Romanın bu bölümlerini okurken yazarın “gurbet” “hasret” sözcüklerine yeni anlamlar yüklediğini, romanlarında kahramanlara kendinden parçalar yüklediğinde daha anlaşılır olur. Madonna’nın Son Hayali ve Babasız Günler barındırdıkları üst kurgu tekniğinde hem bazı klasik eserlere (örneğin James Joyce’un “Ulysses” ya da Sabattin Ali’nin “Kürk Mantolu Madonna”) göndermelerle doludur hem de yazarın kendi yazım sürecinden ipuçları taşırlar. Babasız Günler’de Akhanlı bir roman kahramanı gibi yaratır kendini romanın içinde. Bu sayede göndermeleri de kendi hayat hikayesi gibi roman içinde yeni anlamlar bulur. Bir kaç yıl önce yaptığı bir söyleşide yurtsuz kalmasını şöyle dile getiriyor yazar: “Almanya’ya geldiğimde içimdeki “kırılmışlık” duygusu çok güçlüydü. “Yurt” edinmeye çalıştığım Almanya’da ayakta kalabilmek, yeniden hayata başlayabilmek için Almanca öğrenmeye çalışırken, oldukça uzun süren “fikirsizlik” girbanda çırpınıp durdum. “Gurbet” çok başımı ağırtan bir kavramdır. Eskiden, Türkiye’den uzak düştüğüm için “gurbette” olduğumu sanardım. Şimdi ise “gurbeti” belki ömür boyu içimde taşıyacağım korkusu içindeyim. Kişisel ya da siyasal şiddete, örneğin işkenceye maruz kalmış insanların, şu ya da bu biçimde “gurbette” yaşadıklarına inanıyorum. Yani “gurbet” şiddetin çok can yaktığı Türkiye toplumunda, fevri değil, görmezlikten gelinen siyasal, toplumsal ve sosyal bir olgudur. “Gurbet”in karşıtı olan “yurt” ya da “yuva” ise benim için “anne” kavramıyla ilintilidir ve doğup büyüdüğüm, kaf dağının güney eteklerinde, iki vadinin, dağlar ve tepeler arasına sıkışmış, çam ve meşe ormanları arasında kaybolmuş olan Ciritdüzü Köyüdür.”
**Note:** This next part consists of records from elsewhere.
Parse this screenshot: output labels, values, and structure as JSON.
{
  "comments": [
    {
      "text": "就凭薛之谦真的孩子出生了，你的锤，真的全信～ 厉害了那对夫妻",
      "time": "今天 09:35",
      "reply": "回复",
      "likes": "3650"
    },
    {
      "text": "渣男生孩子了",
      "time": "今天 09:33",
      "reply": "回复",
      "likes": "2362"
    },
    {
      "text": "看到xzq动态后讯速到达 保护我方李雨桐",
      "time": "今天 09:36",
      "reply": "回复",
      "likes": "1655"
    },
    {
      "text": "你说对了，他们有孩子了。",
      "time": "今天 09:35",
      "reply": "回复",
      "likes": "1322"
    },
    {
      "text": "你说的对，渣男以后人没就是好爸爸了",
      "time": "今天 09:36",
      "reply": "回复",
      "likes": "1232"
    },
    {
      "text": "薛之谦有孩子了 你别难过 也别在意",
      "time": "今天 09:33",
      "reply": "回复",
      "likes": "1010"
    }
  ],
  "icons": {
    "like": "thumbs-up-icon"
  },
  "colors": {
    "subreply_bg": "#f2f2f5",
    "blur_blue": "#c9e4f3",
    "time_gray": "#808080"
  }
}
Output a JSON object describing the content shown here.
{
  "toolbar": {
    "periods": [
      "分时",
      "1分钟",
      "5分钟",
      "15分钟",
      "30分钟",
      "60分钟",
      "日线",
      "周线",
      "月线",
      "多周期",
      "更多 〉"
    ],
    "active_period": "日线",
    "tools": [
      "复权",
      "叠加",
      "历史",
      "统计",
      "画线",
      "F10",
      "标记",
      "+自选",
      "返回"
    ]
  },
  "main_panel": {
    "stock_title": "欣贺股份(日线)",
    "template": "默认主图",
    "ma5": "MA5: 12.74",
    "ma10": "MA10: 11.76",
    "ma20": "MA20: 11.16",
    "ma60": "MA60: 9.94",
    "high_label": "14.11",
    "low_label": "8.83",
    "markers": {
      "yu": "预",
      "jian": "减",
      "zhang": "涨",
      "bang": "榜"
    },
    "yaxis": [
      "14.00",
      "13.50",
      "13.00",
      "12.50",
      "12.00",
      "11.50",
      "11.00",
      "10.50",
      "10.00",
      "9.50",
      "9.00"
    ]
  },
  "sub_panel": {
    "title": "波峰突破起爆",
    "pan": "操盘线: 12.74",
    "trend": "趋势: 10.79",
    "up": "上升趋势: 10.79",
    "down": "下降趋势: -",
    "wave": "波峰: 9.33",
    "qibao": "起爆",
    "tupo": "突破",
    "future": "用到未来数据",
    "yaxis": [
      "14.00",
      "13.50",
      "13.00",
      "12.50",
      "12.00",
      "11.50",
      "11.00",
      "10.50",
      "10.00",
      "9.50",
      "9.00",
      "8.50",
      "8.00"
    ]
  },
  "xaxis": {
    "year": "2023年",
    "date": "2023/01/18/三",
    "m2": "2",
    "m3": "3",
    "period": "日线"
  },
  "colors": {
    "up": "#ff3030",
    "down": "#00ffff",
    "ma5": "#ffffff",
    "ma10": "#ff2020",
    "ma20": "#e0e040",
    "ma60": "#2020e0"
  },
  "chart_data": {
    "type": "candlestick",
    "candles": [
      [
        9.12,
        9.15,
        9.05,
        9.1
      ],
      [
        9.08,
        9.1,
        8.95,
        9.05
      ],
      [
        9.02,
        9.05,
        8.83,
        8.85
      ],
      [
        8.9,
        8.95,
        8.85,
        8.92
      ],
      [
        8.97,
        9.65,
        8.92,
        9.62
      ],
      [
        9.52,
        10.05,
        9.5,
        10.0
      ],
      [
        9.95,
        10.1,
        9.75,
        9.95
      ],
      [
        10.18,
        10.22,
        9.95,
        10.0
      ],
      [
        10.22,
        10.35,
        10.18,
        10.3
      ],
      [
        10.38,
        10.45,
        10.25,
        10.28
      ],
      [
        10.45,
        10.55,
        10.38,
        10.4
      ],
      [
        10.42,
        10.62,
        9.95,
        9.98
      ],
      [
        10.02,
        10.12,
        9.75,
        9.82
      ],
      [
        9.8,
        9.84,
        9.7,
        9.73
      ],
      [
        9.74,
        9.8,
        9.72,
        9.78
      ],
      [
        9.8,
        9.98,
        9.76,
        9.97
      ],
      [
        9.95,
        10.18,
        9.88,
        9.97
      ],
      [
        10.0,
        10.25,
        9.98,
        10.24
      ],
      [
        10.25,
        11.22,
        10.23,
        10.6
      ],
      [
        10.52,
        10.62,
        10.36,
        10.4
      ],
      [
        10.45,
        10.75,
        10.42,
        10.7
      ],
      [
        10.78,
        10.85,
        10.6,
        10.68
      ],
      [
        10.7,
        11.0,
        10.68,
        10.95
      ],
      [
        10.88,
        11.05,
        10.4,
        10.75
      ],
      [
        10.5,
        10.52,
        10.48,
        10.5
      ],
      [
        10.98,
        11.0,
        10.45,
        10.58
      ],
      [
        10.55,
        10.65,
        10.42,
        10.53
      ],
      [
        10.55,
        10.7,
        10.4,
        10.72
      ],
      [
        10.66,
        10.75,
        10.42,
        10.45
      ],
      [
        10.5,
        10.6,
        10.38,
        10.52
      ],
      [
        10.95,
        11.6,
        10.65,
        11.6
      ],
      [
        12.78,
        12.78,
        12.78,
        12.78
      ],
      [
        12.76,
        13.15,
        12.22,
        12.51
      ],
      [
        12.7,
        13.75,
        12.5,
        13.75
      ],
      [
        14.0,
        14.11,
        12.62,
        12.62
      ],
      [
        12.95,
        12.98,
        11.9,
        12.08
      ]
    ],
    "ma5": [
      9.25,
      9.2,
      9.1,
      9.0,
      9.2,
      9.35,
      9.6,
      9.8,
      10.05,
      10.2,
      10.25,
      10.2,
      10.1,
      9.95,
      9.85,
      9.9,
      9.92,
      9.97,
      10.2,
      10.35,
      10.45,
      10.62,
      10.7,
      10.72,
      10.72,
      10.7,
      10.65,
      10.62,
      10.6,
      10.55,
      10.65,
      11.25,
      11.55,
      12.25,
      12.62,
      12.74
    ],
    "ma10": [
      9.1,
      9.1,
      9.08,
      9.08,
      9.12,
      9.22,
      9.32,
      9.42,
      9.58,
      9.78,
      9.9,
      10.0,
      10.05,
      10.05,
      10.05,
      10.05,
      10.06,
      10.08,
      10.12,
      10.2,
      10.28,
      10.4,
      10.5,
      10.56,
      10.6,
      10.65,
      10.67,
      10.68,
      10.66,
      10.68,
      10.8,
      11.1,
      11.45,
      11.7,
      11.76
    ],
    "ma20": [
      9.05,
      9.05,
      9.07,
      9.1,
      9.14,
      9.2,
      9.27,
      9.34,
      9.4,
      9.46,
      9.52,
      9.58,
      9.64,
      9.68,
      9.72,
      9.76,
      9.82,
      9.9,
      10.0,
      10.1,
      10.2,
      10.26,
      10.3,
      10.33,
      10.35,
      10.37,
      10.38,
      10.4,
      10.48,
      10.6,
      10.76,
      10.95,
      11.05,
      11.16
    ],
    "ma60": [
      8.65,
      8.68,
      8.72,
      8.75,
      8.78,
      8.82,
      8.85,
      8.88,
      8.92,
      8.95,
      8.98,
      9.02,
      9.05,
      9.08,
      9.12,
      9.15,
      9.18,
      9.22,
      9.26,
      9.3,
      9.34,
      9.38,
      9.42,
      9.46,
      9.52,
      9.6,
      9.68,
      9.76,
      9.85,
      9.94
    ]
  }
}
Doğan Akhanlı, romanlarında özlem duyduğu köyünü ve çocukluğunu çok canlı imgelerle anlatır. Madonna’nın Son Hayali romanında da akşamları evde birlikte kitap okuma alışkanlığı olan kalabalık bir aileyi anlatır. Akhanlı’nın romanlarında, kitaplar hayatı değiştirecek güce sahiplerdir. Bir öykünün ya da bir kitabın peşine takılıp bir hayatın sürüklenmesi, en olağan durum gibi anlatılır. Bir kitabı anlamaya, bir roman kahramanının izini sürmeye feda edilen yaşamlar sıklıkla karşımıza çıkar yazarın anlatısında. Belki romanlarında kendini kurgulaştırdığı için, belki de kurgusundan bir bölüm okuyor gibi olduğumuz için, yazarın şu anda yaşadıklarını da kurgusal boyutuyla düşünmeden edemiyor insan.

Doğan Akhanlı’nın bu vesileyle romanlarına yeniden göz atmak çok duygulandırdı beni. Yıllar sonra acıların izlerinin silinememesi gibi, yıllar sonra darbeler de, yıktıkları hayatların yakasını bırakmayan hortlaklar gibi göründü gözüme. Akhanlı, toplumsal olarak yaşadığımız yıkımların çoğunu romanlarına taşımış bir yazar; ayrıca tarihsel hataların, toplumsal yaraların bugün üzerine nasıl etki yaptığını çok iyi bilen biri.

(Bu yazı Radikal gazetesinin 10 eylül 2010 tarihli Kitap ekinde yayımlanmıştır.)